There is no simple answer to these questions, but it further complicates the public perception of the UFC, as the world’s leading MMA promotion makes plans to get its fighters back inside the Octagon for a May 9 super card.


Now, in addition to all the public scrutiny that UFC President Dana White will receive for attempting to promote fights during this epidemic, we can now add an increased public audit of the next UFC event, given that Good not only tested positive, but how it was then kept quiet for weeks. All around, it’s not a good look.


When injury concerns surround a big-time bout, the organization will bring in its own doctors for a second opinion.
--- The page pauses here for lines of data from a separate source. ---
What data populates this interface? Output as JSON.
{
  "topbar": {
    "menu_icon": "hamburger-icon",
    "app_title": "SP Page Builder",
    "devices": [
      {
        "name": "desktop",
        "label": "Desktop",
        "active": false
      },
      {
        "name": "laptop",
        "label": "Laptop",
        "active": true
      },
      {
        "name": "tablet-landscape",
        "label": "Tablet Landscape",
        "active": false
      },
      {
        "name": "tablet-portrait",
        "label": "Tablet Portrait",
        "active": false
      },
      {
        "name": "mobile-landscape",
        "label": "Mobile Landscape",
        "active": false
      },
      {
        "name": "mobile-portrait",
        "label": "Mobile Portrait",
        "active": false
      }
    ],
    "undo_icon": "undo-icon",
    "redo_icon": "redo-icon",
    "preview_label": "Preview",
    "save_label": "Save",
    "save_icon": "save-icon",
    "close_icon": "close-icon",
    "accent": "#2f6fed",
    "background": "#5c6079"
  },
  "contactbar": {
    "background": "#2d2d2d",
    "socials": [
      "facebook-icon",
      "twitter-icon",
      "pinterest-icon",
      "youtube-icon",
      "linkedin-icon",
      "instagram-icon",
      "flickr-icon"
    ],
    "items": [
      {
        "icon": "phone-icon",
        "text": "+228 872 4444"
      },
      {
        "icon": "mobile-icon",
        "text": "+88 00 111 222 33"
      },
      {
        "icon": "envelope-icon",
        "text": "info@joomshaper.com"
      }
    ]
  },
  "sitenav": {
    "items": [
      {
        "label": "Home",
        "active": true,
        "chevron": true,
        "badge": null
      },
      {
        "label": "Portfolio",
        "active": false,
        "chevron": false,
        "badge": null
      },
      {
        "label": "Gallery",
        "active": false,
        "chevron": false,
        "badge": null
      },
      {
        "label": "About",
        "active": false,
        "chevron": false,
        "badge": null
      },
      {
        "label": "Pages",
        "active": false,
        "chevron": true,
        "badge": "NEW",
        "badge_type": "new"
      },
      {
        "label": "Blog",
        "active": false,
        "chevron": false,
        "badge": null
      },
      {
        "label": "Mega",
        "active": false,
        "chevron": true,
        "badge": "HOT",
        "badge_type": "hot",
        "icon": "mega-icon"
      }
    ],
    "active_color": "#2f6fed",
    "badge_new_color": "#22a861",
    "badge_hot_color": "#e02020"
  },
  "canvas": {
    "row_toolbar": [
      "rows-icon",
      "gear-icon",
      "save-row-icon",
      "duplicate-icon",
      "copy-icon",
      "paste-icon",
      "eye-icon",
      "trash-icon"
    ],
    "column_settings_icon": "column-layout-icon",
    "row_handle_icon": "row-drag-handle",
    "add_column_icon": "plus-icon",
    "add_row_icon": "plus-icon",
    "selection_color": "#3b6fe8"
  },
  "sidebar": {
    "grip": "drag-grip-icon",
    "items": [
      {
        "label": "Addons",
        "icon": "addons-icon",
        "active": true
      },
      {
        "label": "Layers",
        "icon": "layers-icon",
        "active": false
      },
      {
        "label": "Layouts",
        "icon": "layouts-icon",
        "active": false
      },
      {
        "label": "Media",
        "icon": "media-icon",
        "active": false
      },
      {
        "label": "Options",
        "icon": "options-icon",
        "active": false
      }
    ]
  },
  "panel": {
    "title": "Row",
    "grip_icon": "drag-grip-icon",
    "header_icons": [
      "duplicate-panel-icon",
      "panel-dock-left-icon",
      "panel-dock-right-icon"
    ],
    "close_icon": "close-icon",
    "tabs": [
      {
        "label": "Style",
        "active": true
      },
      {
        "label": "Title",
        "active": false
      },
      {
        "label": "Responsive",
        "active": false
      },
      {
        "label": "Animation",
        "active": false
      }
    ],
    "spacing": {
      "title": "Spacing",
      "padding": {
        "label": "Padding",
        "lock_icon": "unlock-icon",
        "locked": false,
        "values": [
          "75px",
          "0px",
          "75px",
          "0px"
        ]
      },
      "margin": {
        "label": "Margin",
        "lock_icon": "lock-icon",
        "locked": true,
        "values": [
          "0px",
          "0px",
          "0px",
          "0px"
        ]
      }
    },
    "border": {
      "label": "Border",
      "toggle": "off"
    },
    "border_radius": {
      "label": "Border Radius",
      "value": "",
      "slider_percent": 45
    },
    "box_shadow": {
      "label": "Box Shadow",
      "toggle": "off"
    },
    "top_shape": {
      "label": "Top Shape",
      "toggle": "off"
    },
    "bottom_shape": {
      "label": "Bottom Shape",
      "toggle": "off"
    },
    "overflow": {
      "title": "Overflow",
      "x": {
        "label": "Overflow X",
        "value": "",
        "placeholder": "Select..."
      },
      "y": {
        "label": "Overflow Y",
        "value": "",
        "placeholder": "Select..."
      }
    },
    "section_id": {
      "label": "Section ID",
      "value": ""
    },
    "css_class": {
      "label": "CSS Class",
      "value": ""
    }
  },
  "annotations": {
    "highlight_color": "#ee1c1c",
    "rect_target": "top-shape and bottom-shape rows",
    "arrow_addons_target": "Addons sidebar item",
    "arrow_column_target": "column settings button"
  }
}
But for this type of undercard fight, guys withdraw all the time, often without even disclosing a specific ailment.

It’s unlikely Good could have completely duped the UFC’s medical staff and snuck onto Fight Island, or its many charter flights, with a case of the coronavirus. The UFC’s medical team is too sophisticated for such things.


Even without a state athletic commission in place, the UFC has an experienced medical team that is trained to handle the demands of combat sports athletes. They also have the resources and connections to obtain the necessary COVID-19 tests.

And, even if White can’t negotiate testing kits directly from President Trump when they meet to discuss how to reopen the American economy, there’s always UFC commentator/comedian/podcast guru Joe Rogan, who has already admitted to taking, and passing, two tests, albeit the lesser proven coronavirus antibody tests, which differ from the more reliable nasal swabbing tests.


Ultimately, Good is just another professional athlete to contract COVID-19. But unlike Rudy Gobert, Donovan Mitchell, and Kevin Durant, Good’s case may be met with added public scrutiny, given his participation in a sport that is trying its hardest to return to action before we all know the full impact of the current global pandemic.